OGOH-OGOH, c'est le 'Big Party' juste avant la 'Big Déprime' du lendemain. Nous sommes le 20 mars, les rues se remplissent de Balinais costumés de leurs plus beaux atouts. C'est une célébration à la grandeur de l'île de Bali. Toutes les villes, tous les villages fêtent le nouvel an hindoue. Des hommes et des femmes ont passé des semaines à construire des statues géantes de divinités et de démons tirés de leurs rêves et de leurs cauchemars. Les créations sont montées sur des structures en bambou et sont promenées dans les rues en une longue procession. C'est une compétition. Les gamelans battent le rythme. Des meneurs de claques dirigent les dizaines  d'hommes qui portent chaque effigie. Je suppose que le gagnant sera celui qui présentera la plus belle monstruosité (sic). Certaines ont plus de vingt pieds de haut. On reconnaît Barong le Muppet géant qui représente le bien et aussi Ragna la sorcière, personnification du mal; mais en parlant avec des Balinais on se rend compte que certaines de ces créations n'ont de sens que pour leur créateur. À la fin de la journée elles vont être jetés dans un grand feu pour exorciser les mauvais esprits.
Nous sommes là à prendre frénétiquement des photos.

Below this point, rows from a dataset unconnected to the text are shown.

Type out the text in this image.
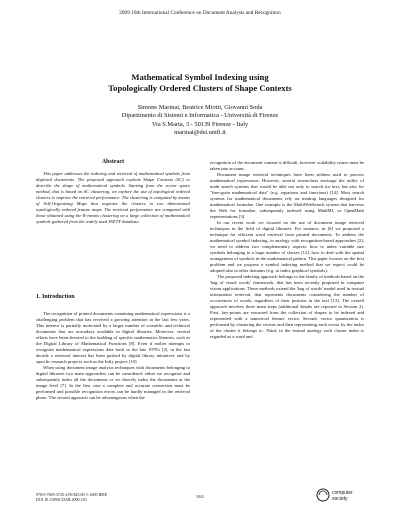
2009 10th International Conference on Document Analysis and Recognition
Mathematical Symbol Indexing using
Topologically Ordered Clusters of Shape Contexts
Simone Marinai, Beatrice Miotti, Giovanni Soda
Dipartimento di Sistemi e Informatica - Università di Firenze
Via S.Marta, 3 - 50139 Firenze - Italy
marinai@dsi.unifi.it
Abstract

This paper addresses the indexing and retrieval of mathematical symbols from digitized documents. The proposed approach exploits Shape Contexts (SC) to describe the shape of mathematical symbols. Starting from the vector space method, that is based on SC clustering, we explore the use of topological ordered clusters to improve the retrieval performance. The clustering is computed by means of Self-Organizing Maps that organize the clusters in two dimensional topologically ordered feature maps. The retrieval performance are compared with those obtained using the K-means clustering on a large collection of mathematical symbols gathered from the widely used INFTY database.

1. Introduction

The recognition of printed documents containing mathematical expressions is a challenging problem that has received a growing attention in the last few years. This interest is partially motivated by a larger number of scientific and technical documents that are nowadays available in digital libraries. Moreover, several efforts have been devoted to the building of specific mathematics libraries, such as the Digital Library of Mathematical Functions [8]. Even if earlier attempts to recognize mathematical expressions date back to the late 1970's [2], in the last decade a renewed interest has been pushed by digital library initiatives and by specific research projects such as the Infty project [10].

When using document image analysis techniques with documents belonging to digital libraries two main approaches can be considered: either we recognize and subsequently index all the documents or we directly index the documents at the image level [7]. In the first case a complete and accurate conversion must be performed and possible recognition errors can be hardly managed in the retrieval phase. The second approach can be advantageous when the

recognition of the document content is difficult, however scalability issues must be taken into account.

Document image retrieval techniques have been seldom used to process mathematical expressions. However, several researchers envisage the utility of math search systems that would be able not only to search for text, but also for "fine-grain mathematical data" (e.g. equations and functions) [14]. Most search systems for mathematical documents rely on markup languages designed for mathematical formulae. One example is the MathWebSearch system that harvests the Web for formulae, subsequently indexed using MathML or OpenMath representations [3].

In our recent work we focused on the use of document image retrieval techniques in the field of digital libraries. For instance, in [6] we proposed a technique for efficient word retrieval from printed documents. To address the mathematical symbol indexing, in analogy with recognition-based approaches [2], we need to address two complementary aspects: how to index variable size symbols belonging to a large number of classes [12]; how to deal with the spatial arrangement of symbols in the mathematical pattern. This paper focuses on the first problem and we propose a symbol indexing method that we expect could be adopted also in other domains (e.g. to index graphical symbols).

The proposed indexing approach belongs to the family of methods based on the 'bag of visual words' framework, that has been recently proposed in computer vision applications. These methods extend the 'bag of words' model used in textual information retrieval, that represents documents considering the number of occurrences of words, regardless of their position in the text [13]. The overall approach involves three main steps (additional details are reported in Section 2). First, key-points are extracted from the collection of shapes to be indexed and represented with a numerical feature vector. Second, vector quantization is performed by clustering the vectors and then representing each vector by the index of the cluster it belongs to. Third, in the textual analogy each cluster index is regarded as a word and

978-0-7695-3725-2/09 $25.00 © 2009 IEEE
DOI 10.1109/ICDAR.2009.120
1041
computer
society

Comme pour nous accommoder le cortège en entier fait une légère pause pour permettre de prendre la pose.
C'est tout à fait délirant.

Le cortège arrive 

Les petites reines 





Les gamelans battent la mesure 

Les porteurs


Il y a des touristes qui participent



Les types en avant, c'est la police





La foule ferme la marche



samedi 21 mars 2015

L'avant-première


Le 20 mars vers 15:30h la plage de Pemuteran est envahie par plus de 1500 Balinais en tenue de cérémonie. Il en sort de partout. La douzaine de touristes qui sont sur place sortent leurs caméras.
Une grande table est installée directement sur la plage et des centaines d'offrandes aux dieux sont déposées dessus. La table est chargée de fruits, de riz, d'argent, d'animaux vivants et morts, de statues et bien d'autre présents.
Une cérémonie s'ensuit. La musique bat son plein. Les gamelans se font une compétition déchaînée.  À un certain moment un bateau est chargé avec une partie des offrandes, met les voiles (en fait il n'a pas de voiles, c'est seulement une belle expression; il a un moteur) et disparaît à l'horizon. Nous supposons que le contenu de l'embarcation a été expédié par dessus bord a un moment donné.
La cérémonie se termine vers 17:00. les prêtres se taisent. La foule se disperse. Les présents sur la table sont récupérés, probablement par les propriétaires. L'hôtel est démonté. Il ne reste plus aucune trace de l'évènement si ce n'est des déchets sur la plage.
Tout ça c'est l'avant première du OGOH-OGOH.


La procession arrive

La foule chauffée à bloc 

La table pour les offrandes 



Party time!




L'hôtel

Les offrandes 


vendredi 20 mars 2015

L'île de Menjangan


Le lendemain de notre réservation pour le trip de snorkling nous nous pointons au 'Dive Shop' pour choisir nos équipements et c'est un départ. Vingt minutes de bus jusqu'au port de mer, puis cinquante minutes de bateau pour franchir les dix milles marins qui nous séparent de l'île de Menjangan. 
Durant la traversée nous croisons des centaines de déchets qui flottent à la surface, surtout du plastique. Il n'y a pratiquement pas de vent et la surface de l'eau est relativement calme. Nous pouvons voir des détritus très loin.
Notre premier stop à Menjangan est sur la côte sud qui fait face au littoral de Bali. Nous ancrons dans vingt pieds d'eau. La surface ressemble à une poubelle. Le vent pousse les détritus ici. J'ai de la difficulté à croire que nous allons sauter là dedans et pourtant c'est bien le cas. 
Pas question de sauter. Je me fais un trou du bout de ma palme et hop! dans la flotte. Nous nageons dans les déchets, certains sont des morceaux de plantes mais la plupart sont de production humaine. C'est un très beau récif. Au fond, beaucoup de poissons et de vie marine. C'est à la surface que la sauce se gâte. 
Après 90 minutes de slalom entre les tas, c'est  l'heure de casser la croute. J'en profite pour questionner le 'Dive Master'. Voici l'explication. 
Après une bonne pluie (nous sommes à la fin de la mousson et il pleut un peu presque tous les jours), toute la cochonnerie qui est jetée dans les caniveaux, fossés, lits de rivière et routes est rejeté à la mer et toute cette merde est poussée vers le large par le vent.
Nous levons l'ancre et déplaçons la bateau vers la côte  nord de l'île. Miracle! Pas un détritus à l'horizon. Attachés à une bouée d'amarrage, nous avons 90 minutes pour jouir du paysage sous-marin impeccable, puis c'est le retour au bercail.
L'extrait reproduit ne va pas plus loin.